Personal information
- Date of birth: 14 January 1931 (age 95)
- Place of birth: Kadıköy, Turkey
- Height: 1.78 m (5 ft 10 in)
- Position: Goalkeeper

Youth career
- 1945-1949: Fenerbahçe

Senior career*
- Years: Team / Apps / (Gls)
- 1949–1952: Vefa S.K. / 35 / (0)
- 1953–1954: Ankaragücü
- 1954–1962: Fenerbahçe / 262 / (0)
- 1962–1964: Austria Salzburg

International career
- 1950–1957: Turkey / 8 / (0)

= Şükrü Ersoy =

Turkish footballer (born 1931)

Şükrü Ersoy (born 14 January 1931) is a Turkish football player.

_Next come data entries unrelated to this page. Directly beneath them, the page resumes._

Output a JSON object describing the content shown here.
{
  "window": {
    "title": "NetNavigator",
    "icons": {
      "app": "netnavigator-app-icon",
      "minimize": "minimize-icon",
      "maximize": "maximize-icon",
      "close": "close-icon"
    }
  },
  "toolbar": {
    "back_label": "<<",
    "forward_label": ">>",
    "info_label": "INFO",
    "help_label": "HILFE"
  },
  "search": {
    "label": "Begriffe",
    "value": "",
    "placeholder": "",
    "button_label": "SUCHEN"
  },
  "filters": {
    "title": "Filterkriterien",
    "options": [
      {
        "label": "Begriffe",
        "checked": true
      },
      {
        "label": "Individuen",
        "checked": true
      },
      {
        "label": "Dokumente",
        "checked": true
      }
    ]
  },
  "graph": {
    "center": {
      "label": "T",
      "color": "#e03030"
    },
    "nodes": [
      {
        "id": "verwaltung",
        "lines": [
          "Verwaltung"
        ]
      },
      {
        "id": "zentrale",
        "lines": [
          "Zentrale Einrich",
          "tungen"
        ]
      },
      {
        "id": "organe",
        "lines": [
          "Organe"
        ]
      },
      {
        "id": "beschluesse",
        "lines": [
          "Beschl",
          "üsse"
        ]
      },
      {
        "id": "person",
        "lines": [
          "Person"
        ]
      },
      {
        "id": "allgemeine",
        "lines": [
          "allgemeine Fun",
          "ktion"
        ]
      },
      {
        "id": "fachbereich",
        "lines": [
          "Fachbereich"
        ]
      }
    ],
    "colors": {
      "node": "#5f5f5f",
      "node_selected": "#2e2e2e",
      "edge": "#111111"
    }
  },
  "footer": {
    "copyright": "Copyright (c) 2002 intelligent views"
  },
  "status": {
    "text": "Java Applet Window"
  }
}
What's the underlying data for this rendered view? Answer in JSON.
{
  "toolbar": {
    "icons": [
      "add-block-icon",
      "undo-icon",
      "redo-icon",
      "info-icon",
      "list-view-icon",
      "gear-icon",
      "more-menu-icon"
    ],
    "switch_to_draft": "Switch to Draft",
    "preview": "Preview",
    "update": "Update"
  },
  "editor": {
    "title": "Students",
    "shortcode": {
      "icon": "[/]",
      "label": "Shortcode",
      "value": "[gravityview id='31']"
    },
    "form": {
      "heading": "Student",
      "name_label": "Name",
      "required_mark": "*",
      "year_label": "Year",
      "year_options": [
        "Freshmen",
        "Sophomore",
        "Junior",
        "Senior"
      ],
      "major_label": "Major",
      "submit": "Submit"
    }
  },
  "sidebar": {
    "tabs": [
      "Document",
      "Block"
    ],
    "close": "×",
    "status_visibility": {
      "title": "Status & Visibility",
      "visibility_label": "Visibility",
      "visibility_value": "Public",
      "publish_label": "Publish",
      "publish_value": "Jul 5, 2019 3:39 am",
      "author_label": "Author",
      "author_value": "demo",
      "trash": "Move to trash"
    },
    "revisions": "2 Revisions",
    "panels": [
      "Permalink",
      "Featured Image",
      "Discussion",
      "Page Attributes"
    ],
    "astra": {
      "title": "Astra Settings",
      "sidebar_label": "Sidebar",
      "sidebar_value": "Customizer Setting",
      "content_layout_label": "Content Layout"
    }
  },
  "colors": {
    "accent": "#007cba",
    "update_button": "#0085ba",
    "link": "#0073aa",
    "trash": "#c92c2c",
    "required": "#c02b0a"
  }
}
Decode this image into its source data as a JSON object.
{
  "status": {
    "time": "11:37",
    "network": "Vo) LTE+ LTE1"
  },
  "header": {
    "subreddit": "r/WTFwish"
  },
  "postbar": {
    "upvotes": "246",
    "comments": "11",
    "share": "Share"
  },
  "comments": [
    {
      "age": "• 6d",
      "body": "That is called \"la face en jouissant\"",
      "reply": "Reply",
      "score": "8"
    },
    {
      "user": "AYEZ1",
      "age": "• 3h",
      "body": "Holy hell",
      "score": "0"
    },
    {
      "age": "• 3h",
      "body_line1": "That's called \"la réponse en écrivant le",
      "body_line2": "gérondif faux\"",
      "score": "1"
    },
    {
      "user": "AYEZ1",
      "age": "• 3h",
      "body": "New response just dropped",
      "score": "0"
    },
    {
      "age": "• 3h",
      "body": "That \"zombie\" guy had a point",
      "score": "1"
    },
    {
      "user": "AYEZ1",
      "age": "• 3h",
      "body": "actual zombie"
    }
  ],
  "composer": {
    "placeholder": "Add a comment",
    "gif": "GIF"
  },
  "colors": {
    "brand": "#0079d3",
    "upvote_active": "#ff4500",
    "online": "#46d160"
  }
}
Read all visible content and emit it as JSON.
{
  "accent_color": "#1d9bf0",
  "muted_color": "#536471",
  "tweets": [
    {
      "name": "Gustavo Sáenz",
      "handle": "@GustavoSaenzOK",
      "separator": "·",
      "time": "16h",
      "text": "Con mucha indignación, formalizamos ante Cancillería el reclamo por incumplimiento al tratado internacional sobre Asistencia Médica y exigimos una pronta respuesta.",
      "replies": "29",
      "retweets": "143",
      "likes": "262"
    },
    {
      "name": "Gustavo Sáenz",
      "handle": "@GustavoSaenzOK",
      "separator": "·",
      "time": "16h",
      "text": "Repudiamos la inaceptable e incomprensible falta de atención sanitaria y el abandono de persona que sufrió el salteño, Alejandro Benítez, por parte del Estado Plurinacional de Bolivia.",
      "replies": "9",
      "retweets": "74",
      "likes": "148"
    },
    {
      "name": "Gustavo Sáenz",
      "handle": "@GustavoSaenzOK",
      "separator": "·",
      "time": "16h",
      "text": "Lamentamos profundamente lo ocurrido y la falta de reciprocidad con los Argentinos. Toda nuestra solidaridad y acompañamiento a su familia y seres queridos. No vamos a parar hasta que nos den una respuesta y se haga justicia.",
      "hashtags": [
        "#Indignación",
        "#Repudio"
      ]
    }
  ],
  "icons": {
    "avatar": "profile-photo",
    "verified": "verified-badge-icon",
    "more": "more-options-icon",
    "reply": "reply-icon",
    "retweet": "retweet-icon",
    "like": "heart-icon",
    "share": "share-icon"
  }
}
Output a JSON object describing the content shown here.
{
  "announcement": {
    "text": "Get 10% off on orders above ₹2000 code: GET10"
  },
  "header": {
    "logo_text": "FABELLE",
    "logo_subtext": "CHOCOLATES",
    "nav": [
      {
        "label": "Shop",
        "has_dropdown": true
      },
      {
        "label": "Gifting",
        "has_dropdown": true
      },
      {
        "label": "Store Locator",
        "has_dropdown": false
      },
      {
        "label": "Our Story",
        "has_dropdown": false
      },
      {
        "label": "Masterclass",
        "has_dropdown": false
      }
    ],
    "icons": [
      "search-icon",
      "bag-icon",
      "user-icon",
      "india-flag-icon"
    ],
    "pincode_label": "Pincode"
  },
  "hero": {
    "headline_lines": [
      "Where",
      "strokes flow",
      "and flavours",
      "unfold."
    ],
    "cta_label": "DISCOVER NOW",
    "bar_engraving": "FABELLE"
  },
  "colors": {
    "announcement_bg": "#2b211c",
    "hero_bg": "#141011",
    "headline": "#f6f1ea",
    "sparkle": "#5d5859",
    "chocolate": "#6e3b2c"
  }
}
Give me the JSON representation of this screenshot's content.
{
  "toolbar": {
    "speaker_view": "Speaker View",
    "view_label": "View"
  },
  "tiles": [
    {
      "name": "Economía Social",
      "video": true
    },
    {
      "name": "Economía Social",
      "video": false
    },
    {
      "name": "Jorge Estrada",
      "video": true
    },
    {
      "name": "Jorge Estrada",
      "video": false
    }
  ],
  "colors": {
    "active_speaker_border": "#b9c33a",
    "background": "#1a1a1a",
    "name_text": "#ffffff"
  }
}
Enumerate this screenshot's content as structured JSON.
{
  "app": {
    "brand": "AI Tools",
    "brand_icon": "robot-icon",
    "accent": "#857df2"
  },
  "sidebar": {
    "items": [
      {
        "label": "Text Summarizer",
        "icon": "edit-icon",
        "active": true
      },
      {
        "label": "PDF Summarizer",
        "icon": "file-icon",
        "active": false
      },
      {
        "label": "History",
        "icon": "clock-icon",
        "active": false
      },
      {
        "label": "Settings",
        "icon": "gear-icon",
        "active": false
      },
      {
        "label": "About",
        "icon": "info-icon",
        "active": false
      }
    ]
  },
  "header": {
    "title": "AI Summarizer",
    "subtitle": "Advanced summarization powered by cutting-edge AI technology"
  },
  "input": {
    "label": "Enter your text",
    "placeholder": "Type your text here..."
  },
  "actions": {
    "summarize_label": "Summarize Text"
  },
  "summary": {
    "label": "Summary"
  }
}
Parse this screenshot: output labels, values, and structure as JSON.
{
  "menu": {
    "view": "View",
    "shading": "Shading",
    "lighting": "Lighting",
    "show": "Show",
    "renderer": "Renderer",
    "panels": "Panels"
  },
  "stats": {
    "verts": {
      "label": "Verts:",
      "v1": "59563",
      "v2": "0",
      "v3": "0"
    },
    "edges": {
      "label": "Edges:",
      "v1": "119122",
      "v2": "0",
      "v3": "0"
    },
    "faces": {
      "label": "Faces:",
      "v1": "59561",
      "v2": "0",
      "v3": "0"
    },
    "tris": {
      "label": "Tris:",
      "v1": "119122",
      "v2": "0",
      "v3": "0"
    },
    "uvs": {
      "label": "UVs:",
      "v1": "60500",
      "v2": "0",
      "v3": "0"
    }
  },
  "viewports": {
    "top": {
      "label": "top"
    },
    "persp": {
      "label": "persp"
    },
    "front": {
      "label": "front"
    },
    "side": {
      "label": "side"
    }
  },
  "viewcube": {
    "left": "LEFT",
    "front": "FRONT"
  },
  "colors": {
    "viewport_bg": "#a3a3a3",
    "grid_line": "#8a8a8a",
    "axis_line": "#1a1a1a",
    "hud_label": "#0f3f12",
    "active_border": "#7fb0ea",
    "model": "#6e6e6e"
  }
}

A goalkeeper, he played for Turkey in the 1954 FIFA World Cup.

==Career==
Born in Kadıköy, Ersoy began playing youth football for Fenerbahçe. He played for Vefa S.K. and Ankaragücü before appearing for the Fenerbahçe senior squad. He finished his career with SV Austria Salzburg.

Ersoy studied to be a football coach in Cologne, Germany and received his license in 1967.

Since 15 April 026 he is the oldest living football player that ever played in a World Cup.